The novel coronavirus causes a respiratory illness known as COVID-19. However, not all infected individuals experience the same symptoms. Some have mild symptoms, some progress to such severe pathologies that they require intubation on a mechanical ventilator to stay alive, and others still never experience any symptoms at all.
In other words, COVID-19 is actually a syndrome — a collection of symptoms — that manifests itself on a spectrum. Now, a new study suggests that those patients that go on to develop the most severe symptoms of COVID-19 pneumonia might fall into two distinct categories, each requiring different approaches to treatment.
The study is authored by intensive care Italian doctors affiliated with the Medical University of Göttingen, Turin Hospital, and the Health Centre for Human and Applied Physiological Sciences in London.
Writing in their commentary, the authors draw from their experience studying the disease as well as published studies of other researchers, concluding that COVID-19 pneumonia is a specific disease, which is distinct from acute respiratory distress syndrome (ARDS).

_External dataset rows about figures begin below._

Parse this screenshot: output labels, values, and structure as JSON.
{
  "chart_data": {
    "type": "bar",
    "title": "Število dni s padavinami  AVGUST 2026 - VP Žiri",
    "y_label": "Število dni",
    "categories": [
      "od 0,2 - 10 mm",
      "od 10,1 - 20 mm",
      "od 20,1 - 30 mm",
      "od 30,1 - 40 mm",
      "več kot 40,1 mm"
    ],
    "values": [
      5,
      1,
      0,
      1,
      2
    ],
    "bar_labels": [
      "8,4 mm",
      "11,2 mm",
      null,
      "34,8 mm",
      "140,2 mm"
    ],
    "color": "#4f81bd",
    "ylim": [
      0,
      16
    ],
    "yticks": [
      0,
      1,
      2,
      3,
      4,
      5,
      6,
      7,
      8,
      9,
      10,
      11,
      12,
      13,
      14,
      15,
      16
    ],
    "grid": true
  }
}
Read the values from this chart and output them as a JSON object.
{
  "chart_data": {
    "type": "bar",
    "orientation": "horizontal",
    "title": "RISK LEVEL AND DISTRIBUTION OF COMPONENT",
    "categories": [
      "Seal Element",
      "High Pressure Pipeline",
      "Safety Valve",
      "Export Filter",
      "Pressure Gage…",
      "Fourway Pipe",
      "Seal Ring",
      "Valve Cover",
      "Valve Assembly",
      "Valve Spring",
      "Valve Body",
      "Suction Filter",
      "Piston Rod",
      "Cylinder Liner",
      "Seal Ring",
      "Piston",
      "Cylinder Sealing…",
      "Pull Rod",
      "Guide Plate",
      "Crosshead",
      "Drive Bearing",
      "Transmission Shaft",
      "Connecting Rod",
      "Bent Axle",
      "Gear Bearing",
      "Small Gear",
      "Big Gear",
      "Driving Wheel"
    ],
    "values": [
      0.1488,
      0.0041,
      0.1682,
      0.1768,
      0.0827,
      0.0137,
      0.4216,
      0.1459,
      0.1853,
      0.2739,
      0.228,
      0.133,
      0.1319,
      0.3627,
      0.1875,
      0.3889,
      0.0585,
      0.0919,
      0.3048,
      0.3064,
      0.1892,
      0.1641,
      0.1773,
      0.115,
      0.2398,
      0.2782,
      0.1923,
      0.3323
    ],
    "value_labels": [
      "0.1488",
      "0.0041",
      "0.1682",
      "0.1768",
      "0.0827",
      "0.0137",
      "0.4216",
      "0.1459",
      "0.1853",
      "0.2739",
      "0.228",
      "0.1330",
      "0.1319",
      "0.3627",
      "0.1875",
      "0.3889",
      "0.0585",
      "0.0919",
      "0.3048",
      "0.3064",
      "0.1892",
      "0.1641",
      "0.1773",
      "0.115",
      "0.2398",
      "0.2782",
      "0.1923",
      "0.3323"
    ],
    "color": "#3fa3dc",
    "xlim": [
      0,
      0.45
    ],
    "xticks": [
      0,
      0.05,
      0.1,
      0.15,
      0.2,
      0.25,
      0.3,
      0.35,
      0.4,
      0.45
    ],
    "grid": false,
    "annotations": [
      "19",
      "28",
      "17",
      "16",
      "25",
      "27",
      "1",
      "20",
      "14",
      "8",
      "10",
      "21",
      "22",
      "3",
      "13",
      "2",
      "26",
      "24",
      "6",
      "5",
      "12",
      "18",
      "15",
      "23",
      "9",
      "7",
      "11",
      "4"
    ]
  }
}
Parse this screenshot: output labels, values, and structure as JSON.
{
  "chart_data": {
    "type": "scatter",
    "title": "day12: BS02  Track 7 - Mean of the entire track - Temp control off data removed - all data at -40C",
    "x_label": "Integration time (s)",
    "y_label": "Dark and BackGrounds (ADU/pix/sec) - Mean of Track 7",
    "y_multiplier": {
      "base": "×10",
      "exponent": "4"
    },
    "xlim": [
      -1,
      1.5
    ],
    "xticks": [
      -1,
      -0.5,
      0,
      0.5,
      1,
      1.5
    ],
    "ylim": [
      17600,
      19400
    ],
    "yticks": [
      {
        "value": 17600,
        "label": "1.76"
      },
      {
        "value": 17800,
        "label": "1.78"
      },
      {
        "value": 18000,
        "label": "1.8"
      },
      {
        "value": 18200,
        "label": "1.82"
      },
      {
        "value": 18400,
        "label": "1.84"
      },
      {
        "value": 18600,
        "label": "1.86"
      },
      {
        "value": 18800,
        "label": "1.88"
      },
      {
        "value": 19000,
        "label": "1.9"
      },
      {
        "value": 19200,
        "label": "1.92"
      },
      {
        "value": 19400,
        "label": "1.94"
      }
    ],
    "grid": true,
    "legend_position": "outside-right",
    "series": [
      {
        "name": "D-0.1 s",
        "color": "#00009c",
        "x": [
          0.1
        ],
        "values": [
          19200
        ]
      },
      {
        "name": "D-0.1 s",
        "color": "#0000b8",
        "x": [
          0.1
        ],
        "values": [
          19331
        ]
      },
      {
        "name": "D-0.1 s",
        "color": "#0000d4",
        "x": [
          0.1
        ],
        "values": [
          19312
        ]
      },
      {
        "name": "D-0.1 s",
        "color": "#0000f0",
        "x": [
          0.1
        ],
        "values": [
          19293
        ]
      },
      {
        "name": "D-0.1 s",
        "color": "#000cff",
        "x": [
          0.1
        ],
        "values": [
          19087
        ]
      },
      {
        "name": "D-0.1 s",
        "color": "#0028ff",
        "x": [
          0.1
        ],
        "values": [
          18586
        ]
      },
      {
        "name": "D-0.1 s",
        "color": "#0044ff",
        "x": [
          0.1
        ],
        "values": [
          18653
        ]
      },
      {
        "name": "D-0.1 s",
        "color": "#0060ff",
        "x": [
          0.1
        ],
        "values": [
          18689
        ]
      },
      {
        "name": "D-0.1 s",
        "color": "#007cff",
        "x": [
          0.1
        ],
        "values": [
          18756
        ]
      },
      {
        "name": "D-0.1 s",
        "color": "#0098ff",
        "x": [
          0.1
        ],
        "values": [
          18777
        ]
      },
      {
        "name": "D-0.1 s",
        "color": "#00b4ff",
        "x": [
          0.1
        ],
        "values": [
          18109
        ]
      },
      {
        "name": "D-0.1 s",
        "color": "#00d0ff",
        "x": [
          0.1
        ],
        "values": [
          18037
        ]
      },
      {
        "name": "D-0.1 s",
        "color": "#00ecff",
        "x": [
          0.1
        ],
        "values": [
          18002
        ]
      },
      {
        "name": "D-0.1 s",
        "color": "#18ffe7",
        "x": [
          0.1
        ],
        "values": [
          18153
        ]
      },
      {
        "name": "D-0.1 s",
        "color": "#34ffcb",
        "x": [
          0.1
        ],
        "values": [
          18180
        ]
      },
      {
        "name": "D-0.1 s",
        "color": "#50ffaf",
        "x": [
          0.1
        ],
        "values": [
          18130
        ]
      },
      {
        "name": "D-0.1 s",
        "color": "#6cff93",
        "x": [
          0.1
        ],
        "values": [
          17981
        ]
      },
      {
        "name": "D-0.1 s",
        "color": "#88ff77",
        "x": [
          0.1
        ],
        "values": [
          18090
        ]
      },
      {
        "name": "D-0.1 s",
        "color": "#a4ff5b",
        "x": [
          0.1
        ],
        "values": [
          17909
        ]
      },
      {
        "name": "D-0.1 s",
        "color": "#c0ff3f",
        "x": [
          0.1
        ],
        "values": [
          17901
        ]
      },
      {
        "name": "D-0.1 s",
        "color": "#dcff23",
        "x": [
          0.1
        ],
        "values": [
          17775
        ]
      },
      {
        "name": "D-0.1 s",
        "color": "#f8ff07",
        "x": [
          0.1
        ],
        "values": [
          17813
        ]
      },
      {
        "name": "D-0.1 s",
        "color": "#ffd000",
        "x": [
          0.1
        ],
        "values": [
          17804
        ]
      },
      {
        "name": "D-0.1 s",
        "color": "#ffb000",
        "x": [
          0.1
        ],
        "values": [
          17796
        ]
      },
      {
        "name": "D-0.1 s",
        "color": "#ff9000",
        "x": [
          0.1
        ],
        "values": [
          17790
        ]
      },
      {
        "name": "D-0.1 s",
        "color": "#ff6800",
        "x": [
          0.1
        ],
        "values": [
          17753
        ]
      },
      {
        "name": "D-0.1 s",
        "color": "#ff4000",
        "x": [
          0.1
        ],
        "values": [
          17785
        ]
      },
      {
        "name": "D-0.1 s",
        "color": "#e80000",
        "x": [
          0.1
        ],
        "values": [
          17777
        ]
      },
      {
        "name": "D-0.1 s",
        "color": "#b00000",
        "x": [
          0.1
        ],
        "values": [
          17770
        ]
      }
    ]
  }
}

Some of the distinctive features of COVID-19 are severe hypoxemia (low levels of oxygen in the blood) associated with near-normal respiratory system compliance.
“This remarkable combination is almost never seen in severe ARDS. These severely hypoxemic patients despite sharing a single etiology (SARS-CoV-2) may present quite differently from one another: normally breathing (“silent” hypoxemia) or remarkably dyspneic; quite responsive to nitric oxide or not; deeply hypocapnic or normo/ hypercapnic; and either responsive to prone position or not. Therefore, the same disease actually presents itself with impressive non-uniformity,” the authors wrote in their study which is due to appear in the journal Intensive Care Medicine.
Based on observations of several cases, the authors propose two primary “phenotypes” that describe the time-related disease spectrum of emergency department cases of COVID-19.
These are “Type L”, which is characterized by low elastance, low ventilation to perfusion ratio, low lung weight, and low recruitability; and “Type H”, characterized by high elastance, high right-to-left shunt, high lung weight, and high recruitability.
In more detail, Type-L COVID-19 pneumonia has the following characteristics:
- Low elastance: the nearly normal compliance indicates that the amount of gas in the lung is nearly normal
- Low ventilation to perfusion (VA/Q) ratio: since the gas volume is nearly normal, hypoxemia may be best explained by the loss of regulation of perfusion and by loss of hypoxic vasoconstriction. Accordingly, at this stage, the pulmonary artery pressure, should be near normal.
- Low lung weight: Only ground-glass densities are present on CT scan, primarily located subpleurally and along the lung fissures. Consequently, lung weight is only moderately increased.
- Low lung recruitability: the amount of non-aerated tissue is very low, consequently the recruitability is low.
Whereas Type H has the following characteristics:
- High elastance: The decrease of gas volume due to increased edema accounts for the increased lung elastance.
- High right-to-left shunt: This is due to the fraction of cardiac output perfusing the non-aerated tissue which develops in the dependent lung regions due to the increased edema and superimposed pressure.
- High lung weight: Quantitative analysis of the CT scan shows a remarkable increase in lung weight (> 1.5 kg), on the order of magnitude of severe ARDS.
- High lung recruitability: The increased amount of non-aerated tissue is associated, as in severe ARDS, with increased recruitability.
Type L and Type H patients are best identified by CT scans.
Given the differences in disease progression, it follows that the respiratory treatment offered to Type L and Type H patients must also be different.
Type L patients generally respond well to an increase in the initial fraction of inspired oxygen (FiO2). Patients can transition towards the Type H phenotype when the magnitude of inspiratory pleural pressure swings from 5-10 cmH2O to above 15 cmH2O — the risk of lung injury increases and intubation should be performed as soon as possible. Type H patients should be treated as severe ARDS, the authors concluded.